On the surface, the news that a white writer has adopted a pen name from another culture and is now copping to it is almost familiar: Something like this happened just last month, as the Caucasian poet Michael Derrick Hudson was drawn into controversy for publishing a poem under the name Yi-Fen Chou. After 40 rejections under his real name, Hudson tried a Chinese non de plume, and not only was his poem accepted by the Prairie Schooner, it was chosen for the "2015 Best American Poetry." (It didn’t make him very popular, to say the least.)
Perhaps anticipating this kind of firestorm, the caucasian author who has been writing and touring under the pen name Jesús Ángel García has come clean about his own appropriation. Here’s part of his post on Literary Hub, which he calls his “coming out.”
By coming out I mean owning up to and apologizing for cultural appropriation in the choice of my pen name Jesús Ángel García.
I’m not Latino. This name says that I am. I realize now that this is cultural appropriation, and what I’ve done has been hurtful to strangers I’ve never met and friends I know, love, and respect. To those I’ve wronged, all I can say is I’m deeply sorry, and I will do what I can to make amends, starting with this statement.
A more detailed description of how an informed, educated writer – one who’s followed the debates over cultural appropriation and identity politics and can quote Bay Area feminist Maisha Z. Johnson – comes next. “By publishing and performing under a Latino alias, I co-opted Latino identity and cultural cachet without ever having lived—in the most real, day-to-day sense—what it means to be Latino in the United States today.” Okay, that makes sense.
But in the big picture, it remains kind of baffling. The garden-variety case of Yi-Fen Chou is much easier to understand: Writer gets rejected too many times (and what writer doesn’t?), decides, however wrong-headedly, that being a white guy is the problem, so poses as a minority and then 'fesses up with a grand gesture of "got you!" in his author's note.

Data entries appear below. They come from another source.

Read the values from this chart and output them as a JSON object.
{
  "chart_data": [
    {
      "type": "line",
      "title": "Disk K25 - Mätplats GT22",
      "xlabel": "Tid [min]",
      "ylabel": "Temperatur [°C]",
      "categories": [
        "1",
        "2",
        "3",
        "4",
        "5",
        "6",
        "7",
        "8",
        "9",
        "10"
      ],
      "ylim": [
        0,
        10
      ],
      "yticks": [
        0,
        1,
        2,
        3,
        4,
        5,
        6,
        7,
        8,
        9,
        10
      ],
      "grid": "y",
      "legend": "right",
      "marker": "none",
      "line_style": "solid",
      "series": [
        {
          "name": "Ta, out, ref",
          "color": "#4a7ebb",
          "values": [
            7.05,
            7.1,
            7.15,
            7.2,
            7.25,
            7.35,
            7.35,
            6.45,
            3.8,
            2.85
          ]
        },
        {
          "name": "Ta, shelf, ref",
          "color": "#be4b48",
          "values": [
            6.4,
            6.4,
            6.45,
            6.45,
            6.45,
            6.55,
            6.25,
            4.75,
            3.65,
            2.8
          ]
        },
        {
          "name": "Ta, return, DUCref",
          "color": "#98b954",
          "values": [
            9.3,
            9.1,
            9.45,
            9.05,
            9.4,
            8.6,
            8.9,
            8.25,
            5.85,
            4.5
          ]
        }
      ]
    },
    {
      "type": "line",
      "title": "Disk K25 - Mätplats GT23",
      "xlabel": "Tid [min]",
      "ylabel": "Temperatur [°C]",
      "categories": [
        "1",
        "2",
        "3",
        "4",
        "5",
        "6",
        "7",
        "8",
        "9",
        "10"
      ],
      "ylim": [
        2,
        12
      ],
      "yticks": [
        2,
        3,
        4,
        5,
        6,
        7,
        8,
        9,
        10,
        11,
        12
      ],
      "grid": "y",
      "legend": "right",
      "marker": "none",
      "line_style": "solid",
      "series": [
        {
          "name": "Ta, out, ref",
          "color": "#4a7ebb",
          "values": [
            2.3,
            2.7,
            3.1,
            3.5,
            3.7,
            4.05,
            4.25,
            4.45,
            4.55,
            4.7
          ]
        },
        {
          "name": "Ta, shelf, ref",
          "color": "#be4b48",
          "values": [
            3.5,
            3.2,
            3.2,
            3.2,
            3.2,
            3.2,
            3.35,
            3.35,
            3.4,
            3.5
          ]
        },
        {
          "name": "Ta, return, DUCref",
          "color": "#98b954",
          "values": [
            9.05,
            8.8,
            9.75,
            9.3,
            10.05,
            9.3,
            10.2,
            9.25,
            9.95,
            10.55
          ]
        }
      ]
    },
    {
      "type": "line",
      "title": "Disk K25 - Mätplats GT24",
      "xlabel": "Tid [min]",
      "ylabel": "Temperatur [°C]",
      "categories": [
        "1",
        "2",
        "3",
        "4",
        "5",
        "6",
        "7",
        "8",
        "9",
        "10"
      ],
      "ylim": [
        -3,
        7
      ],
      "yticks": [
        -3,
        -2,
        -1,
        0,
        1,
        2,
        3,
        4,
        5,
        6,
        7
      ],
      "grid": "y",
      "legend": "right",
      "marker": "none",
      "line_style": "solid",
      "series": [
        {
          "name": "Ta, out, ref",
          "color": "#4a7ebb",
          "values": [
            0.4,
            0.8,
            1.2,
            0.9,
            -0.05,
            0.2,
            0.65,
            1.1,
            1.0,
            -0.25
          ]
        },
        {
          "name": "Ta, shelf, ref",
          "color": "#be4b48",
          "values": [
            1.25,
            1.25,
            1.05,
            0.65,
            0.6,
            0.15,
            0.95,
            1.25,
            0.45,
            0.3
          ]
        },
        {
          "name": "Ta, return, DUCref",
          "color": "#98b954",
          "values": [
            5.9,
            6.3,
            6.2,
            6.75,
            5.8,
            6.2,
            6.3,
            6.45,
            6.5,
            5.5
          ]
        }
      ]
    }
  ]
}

This one is more complicated: Here’s an author who, fully aware of the nature of identity and the academic writing around it, adopts a name from an ethnicity to which he doesn’t belong. And then, years later, says he finally realized it was wrong. We still don’t know his name. But here’s how he explains it:
A few years back, I wrote a transgressive novel. I knew I would have to use a pseudonym when it was published. If the provocative content of this book is ever associated with my birth name, I might not only lose my livelihood but harm a lot of people I care about. I think of this as classic separation of Church (creative work) and State (day job). I chose Jesús Ángel García because this is the name of the first-person narrator of the novel. I thought that adding this author name to the mix might contribute to the narrative’s confessional memoir-like tone and complicate the reader’s perception of the text’s “authenticity.” At first, I was thinking only in terms of this kind of metafictional literary construct.
Hmmn. Even with the kick that a Catholic-raised guy might get playing around with the name “Jesus,” this is hard to believe. The original publication of this novel -- “badbadbad,” which sounds like a riff on old-school hardboiled fiction -- was 2011. The author appeared at dozens of literary events, including one with then-indie lit star Roxane Gay, who often writes about issues of racial and gender identity, and it doesn’t cross his mind that he shouldn’t be borrowing someone else’s racial signifiers? “I didn’t understand that presenting myself as Jesús Ángel García was cultural appropriation until it was pointed out to me well after the novel had been published,” he writes. “By then, I felt like I was stuck.”
And the novel was apparently so out-there that he couldn’t admit that he wasn’t really Garcia without risking his safety? Then why not just tell people it’s a pseudonym and he’d rather not reveal his real name? Or something that doesn’t have him wearing the equivalent of literary brownface. It's the 21st century, after all.
This guy, whoever he is, seems honest and conscientious, so I will not hit him as hard as social media probably will as the day goes on. (Twitter mostly seems to be frustrated by the Garcia nonsense but not yet enraged or at the name-calling stage. Though someone has already called him a “clown.”) Maybe it really was an honest mistake.
The phrase that seems to sum all of this up the best comes not from the author, but from the cover line of his novel: “ROLEPLAY IS A DANGEROUS GAME WHEN YOU DON’T KNOW WHO YOU ARE.” Too bad this writer didn’t keep it in mind.